Twelve U.S. senators announced a comprehensive framework on Sep 9, 2025 to guide forthcoming crypto market structure legislation. The Democrats’ proposal emphasizes a bipartisan approach and outlines seven key pillars, including consumer protections, robust anti-illicit finance measures, and clear delineation of SEC and CFTC jurisdiction over digital assets.
The framework calls for mechanisms to close regulatory gaps, particularly in spot markets where certain digital assets fall outside existing securities definitions. Enhanced resources and leadership at the Commodity Futures Trading Commission are proposed to oversee derivatives markets, complemented by SEC oversight of token offerings that meet securities criteria. The document also recommends stringent restrictions to prevent elected officials and family members from profiting from digital asset ventures while in office.

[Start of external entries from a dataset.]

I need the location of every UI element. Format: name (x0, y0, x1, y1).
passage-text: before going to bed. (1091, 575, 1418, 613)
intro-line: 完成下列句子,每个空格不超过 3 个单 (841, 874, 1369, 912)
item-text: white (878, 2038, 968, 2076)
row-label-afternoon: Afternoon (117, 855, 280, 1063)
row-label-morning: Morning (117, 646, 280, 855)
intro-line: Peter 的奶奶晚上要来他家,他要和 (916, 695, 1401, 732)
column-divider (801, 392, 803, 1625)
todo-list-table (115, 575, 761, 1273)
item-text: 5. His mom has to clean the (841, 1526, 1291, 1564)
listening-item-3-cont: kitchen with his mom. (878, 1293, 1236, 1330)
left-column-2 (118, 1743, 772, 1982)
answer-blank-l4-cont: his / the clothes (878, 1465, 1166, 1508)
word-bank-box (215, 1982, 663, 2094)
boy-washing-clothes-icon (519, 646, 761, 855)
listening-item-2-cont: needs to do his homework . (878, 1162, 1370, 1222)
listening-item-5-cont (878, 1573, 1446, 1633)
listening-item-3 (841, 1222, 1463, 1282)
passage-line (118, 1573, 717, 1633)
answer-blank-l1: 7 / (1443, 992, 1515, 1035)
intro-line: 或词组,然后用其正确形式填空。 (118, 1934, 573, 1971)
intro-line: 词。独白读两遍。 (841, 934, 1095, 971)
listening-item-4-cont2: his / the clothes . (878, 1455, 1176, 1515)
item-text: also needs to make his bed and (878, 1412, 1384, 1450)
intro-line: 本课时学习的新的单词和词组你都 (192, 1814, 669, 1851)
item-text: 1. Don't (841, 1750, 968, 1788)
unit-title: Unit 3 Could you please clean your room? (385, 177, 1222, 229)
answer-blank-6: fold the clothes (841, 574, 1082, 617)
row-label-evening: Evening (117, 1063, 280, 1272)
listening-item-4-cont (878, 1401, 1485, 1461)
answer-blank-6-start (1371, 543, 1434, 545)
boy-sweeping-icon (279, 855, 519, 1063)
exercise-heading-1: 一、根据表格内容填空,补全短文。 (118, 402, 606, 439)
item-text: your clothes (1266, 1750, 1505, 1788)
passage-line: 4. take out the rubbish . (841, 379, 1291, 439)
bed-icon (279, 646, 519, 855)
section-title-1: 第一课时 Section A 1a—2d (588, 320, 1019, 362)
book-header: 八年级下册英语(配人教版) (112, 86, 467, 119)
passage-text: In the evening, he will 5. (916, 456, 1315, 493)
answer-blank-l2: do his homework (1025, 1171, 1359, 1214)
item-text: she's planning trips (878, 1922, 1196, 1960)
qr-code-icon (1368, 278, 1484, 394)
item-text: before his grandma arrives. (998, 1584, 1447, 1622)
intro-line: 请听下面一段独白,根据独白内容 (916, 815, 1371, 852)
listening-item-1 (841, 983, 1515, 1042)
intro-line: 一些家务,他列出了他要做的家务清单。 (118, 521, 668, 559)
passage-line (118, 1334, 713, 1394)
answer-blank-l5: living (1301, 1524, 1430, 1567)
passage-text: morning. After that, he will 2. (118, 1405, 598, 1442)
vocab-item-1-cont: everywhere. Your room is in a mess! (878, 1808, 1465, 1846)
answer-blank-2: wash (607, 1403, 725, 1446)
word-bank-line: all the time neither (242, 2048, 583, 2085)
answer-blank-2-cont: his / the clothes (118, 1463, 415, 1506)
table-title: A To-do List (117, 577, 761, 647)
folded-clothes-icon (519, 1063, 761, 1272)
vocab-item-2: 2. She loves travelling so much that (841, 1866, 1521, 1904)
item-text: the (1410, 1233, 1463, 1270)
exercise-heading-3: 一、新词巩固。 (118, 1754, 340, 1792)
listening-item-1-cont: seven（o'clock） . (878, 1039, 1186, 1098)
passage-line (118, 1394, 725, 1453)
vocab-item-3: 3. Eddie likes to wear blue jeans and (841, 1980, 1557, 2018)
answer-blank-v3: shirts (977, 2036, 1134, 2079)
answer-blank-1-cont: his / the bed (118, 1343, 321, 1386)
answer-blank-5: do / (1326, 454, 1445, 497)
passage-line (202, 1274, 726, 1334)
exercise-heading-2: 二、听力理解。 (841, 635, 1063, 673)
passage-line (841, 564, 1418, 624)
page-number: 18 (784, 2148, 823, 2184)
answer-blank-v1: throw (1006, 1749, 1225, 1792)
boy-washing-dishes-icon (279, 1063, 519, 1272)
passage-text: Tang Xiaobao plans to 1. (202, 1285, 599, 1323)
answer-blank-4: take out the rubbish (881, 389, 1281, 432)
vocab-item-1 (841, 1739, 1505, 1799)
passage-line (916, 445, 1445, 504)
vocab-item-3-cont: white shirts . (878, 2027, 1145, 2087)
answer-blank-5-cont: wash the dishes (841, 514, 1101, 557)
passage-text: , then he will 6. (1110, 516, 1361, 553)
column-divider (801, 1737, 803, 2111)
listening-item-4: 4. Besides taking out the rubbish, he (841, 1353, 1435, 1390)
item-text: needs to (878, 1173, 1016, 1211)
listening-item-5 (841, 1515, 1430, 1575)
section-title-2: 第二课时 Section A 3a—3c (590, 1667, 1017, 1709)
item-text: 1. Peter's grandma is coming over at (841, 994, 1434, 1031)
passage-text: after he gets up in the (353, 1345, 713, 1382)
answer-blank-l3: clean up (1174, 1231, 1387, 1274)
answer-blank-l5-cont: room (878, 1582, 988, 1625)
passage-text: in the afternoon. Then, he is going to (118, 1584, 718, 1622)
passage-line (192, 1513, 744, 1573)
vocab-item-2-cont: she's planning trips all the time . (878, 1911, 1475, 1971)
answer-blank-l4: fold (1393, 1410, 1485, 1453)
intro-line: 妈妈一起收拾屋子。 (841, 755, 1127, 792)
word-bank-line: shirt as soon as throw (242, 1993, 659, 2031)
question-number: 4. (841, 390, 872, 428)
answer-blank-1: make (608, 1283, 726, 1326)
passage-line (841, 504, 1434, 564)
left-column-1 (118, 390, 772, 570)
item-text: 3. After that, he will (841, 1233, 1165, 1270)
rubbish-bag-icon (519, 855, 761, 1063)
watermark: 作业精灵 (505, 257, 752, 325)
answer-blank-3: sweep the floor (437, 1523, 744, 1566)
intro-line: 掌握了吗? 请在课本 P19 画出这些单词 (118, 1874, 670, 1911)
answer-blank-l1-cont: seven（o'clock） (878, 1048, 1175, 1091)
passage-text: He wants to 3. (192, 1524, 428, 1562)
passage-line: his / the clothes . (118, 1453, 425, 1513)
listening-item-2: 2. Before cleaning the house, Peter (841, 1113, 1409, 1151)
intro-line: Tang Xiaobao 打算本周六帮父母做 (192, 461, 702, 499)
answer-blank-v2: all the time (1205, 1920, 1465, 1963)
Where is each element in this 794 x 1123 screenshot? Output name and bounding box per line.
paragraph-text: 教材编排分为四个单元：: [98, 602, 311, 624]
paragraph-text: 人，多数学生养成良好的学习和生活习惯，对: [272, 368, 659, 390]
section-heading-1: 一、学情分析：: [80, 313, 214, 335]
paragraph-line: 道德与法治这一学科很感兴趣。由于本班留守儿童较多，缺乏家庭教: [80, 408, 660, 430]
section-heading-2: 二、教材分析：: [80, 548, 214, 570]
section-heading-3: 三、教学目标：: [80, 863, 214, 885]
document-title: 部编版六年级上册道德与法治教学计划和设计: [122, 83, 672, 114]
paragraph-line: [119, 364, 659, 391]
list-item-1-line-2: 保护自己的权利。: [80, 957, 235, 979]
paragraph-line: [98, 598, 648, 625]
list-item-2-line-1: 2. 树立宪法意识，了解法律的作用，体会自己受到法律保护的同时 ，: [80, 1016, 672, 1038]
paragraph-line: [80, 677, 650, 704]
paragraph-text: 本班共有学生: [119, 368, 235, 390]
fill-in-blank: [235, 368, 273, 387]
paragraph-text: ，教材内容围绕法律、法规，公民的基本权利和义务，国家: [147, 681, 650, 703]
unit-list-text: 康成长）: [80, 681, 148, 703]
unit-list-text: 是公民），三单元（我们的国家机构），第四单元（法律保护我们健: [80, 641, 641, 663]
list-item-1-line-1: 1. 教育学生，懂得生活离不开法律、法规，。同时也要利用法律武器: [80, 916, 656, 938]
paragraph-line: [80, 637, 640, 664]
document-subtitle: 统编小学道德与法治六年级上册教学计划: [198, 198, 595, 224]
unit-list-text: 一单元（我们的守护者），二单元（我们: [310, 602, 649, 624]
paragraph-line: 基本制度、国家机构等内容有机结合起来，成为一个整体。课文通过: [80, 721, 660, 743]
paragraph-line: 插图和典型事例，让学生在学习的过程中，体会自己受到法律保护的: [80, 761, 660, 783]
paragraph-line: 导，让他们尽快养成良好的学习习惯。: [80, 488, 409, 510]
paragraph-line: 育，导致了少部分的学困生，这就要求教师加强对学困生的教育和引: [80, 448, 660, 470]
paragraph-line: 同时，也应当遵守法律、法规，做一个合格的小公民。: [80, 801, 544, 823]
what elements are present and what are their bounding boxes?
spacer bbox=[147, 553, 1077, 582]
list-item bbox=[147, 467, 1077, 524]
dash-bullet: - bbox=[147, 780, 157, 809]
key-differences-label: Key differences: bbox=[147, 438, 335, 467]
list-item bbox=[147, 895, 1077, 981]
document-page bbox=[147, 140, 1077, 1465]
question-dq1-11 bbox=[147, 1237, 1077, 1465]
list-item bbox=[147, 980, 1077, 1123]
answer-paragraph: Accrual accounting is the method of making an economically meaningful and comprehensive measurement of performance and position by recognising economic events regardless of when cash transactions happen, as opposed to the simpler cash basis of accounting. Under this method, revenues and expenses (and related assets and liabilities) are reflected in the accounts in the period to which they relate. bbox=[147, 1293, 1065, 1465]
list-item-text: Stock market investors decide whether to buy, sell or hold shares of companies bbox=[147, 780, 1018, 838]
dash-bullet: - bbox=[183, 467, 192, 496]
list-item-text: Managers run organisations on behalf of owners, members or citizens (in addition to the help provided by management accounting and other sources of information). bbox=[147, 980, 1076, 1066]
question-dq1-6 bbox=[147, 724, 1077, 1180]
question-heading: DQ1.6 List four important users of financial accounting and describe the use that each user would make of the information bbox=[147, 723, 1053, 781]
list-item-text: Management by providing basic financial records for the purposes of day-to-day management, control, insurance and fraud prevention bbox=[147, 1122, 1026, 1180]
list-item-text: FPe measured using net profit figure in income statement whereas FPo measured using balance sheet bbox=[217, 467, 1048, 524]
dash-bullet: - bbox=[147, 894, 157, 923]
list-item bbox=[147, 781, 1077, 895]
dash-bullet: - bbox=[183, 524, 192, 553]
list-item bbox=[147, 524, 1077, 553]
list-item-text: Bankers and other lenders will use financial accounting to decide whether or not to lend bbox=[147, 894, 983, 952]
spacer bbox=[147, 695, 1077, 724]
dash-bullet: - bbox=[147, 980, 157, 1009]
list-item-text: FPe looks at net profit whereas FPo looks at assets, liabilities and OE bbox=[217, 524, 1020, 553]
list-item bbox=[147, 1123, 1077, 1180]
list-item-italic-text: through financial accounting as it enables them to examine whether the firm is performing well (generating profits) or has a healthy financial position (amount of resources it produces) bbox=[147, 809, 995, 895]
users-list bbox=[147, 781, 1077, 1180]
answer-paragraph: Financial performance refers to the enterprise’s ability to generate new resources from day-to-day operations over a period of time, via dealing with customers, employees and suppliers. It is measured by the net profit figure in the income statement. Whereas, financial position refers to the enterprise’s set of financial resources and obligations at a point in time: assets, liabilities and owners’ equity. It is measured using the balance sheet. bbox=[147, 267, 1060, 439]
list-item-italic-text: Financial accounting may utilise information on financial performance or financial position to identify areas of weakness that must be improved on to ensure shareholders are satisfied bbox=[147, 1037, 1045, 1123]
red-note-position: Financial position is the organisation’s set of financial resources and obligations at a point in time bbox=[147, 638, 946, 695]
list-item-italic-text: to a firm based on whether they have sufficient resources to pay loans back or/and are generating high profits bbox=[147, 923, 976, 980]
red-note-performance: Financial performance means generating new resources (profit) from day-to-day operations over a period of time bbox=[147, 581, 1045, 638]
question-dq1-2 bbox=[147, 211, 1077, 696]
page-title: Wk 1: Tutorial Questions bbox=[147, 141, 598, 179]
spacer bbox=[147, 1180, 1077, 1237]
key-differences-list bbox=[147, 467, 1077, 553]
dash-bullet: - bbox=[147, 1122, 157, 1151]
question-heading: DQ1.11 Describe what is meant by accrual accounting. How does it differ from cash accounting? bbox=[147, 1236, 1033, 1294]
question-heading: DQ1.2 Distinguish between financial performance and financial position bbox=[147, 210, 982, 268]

Senators stressed the importance of carve-outs for payment stablecoins, reflecting the need for interoperable and transparent payment rails. The framework advocates licensing standards for custodial service providers and AML/KYC requirements aligned with global norms. Public comment periods and industry consultations are envisioned to refine the legislative text, with an eye toward passage by 2026.
The Democrats’ market structure blueprint arrives amid parallel Republican efforts on the Responsible Financial Innovation Act. Negotiators aim to reconcile differences on stablecoin definitions, regulatory perimeters, and enforcement authorities. Achieving consensus may hinge on balancing innovation incentives with financial stability safeguards. Congressional leaders from both parties have indicated willingness to incorporate input, underscoring the high stakes of establishing legal certainty for the digital asset ecosystem.
As debates progress, stakeholders will monitor hearings, draft revisions, and alignment with ongoing global regulatory initiatives. The outcome is expected to shape the U.S. role in crypto governance and influence investment flows, market integrity, and consumer trust in the burgeoning digital economy.